In an important vote of confidence for a promising new online advertising platform, Microsoft has certified Pictela, allowing it to serve its super rich units across all of Microsoft's online
publishing properties, including MSN and Windows Live. Microsoft's certification is the last -- and was perhaps the toughest -- of the major portals to certify Pictela's ad-serving platform, which is
capable of delivering high-density and high-definition content directly into standard online advertising formats on existing publishers' pages.
From a technical point of view, the milestone
marks the first "rich" advertising media platform to be certified by the Big 3 portals -- AOL, Microsoft and Yahoo -- in years, and gives Pictela critical mass of coverage among the major online
publishing sites.
In addition to the big portals, Pictela is now certified, and used, by more than 30 publishers including Hearst, Conde Nast, Meredith, Rodale, MTV, Hachette, Maxim, Turner,
National Geographic, USA Today, Glam Media, and Pandora.

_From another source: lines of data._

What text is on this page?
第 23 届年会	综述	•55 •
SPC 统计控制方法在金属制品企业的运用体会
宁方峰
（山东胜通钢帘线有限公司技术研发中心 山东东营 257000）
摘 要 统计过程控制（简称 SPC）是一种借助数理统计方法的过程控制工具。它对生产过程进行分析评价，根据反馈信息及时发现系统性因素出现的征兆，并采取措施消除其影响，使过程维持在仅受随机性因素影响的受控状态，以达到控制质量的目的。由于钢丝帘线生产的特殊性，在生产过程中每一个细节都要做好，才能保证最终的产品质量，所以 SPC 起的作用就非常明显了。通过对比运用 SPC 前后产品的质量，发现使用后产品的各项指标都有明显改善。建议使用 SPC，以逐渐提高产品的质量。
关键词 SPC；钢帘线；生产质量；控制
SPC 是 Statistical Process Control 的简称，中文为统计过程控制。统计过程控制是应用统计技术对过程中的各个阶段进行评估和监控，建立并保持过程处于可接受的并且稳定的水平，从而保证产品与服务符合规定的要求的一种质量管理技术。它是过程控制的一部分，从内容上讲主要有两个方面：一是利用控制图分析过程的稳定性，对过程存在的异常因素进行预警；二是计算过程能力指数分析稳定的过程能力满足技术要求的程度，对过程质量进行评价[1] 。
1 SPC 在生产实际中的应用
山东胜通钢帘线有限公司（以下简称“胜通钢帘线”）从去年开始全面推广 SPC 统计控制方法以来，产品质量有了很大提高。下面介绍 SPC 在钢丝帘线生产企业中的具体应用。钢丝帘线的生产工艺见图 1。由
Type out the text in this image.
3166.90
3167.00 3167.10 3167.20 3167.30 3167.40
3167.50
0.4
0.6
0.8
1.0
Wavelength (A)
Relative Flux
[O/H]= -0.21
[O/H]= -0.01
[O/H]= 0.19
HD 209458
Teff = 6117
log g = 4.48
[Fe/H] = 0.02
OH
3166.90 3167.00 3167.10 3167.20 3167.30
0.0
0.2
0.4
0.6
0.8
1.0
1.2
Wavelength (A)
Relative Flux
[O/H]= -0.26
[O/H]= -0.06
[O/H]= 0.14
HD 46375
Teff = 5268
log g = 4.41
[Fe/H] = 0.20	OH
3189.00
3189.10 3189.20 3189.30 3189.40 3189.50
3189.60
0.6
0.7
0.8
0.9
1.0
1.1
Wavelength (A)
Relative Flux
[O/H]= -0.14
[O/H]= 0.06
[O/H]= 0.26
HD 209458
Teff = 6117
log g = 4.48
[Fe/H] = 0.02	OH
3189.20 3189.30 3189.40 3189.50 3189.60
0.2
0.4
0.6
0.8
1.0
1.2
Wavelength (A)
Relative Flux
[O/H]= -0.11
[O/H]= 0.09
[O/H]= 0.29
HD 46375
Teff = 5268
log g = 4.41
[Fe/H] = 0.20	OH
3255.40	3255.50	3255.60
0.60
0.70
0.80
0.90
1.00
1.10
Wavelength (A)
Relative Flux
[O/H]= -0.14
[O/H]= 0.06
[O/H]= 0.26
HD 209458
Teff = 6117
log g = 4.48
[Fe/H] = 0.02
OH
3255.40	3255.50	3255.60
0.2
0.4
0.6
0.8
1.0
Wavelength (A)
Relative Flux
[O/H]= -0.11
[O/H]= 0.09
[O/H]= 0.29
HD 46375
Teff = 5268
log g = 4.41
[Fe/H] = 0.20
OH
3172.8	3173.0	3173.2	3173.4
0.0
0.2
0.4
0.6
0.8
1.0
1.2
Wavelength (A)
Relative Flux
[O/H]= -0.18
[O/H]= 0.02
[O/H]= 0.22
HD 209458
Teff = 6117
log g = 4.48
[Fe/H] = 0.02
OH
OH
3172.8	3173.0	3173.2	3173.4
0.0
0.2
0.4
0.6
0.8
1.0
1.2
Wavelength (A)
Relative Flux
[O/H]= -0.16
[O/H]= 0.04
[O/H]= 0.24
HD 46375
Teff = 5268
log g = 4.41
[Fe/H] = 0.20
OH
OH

Launched last year, Pictela to date has served campaigns for more than 50 brands including Disney, Macy's, Kraft, Nike, BMW, H&M,
Gillette, Kohl's, Target, Victoria's Secret, Bacardi, Infiniti and Revlon.
Retailers are especially keen on the platform, because the robust capacity of Pictela's serving technology allows them
to serve incredibly fat content, including the online equivalents of printed catalogues or even high-definition video ads or programming content within standard advertising display units without
leaving a publisher's page.
Pictela's platform is so robust, in fact, that Microsoft also announced that it would become the first platform to market Pictela's units directly to advertisers and
agencies for online display ads on MSN and Windows Live.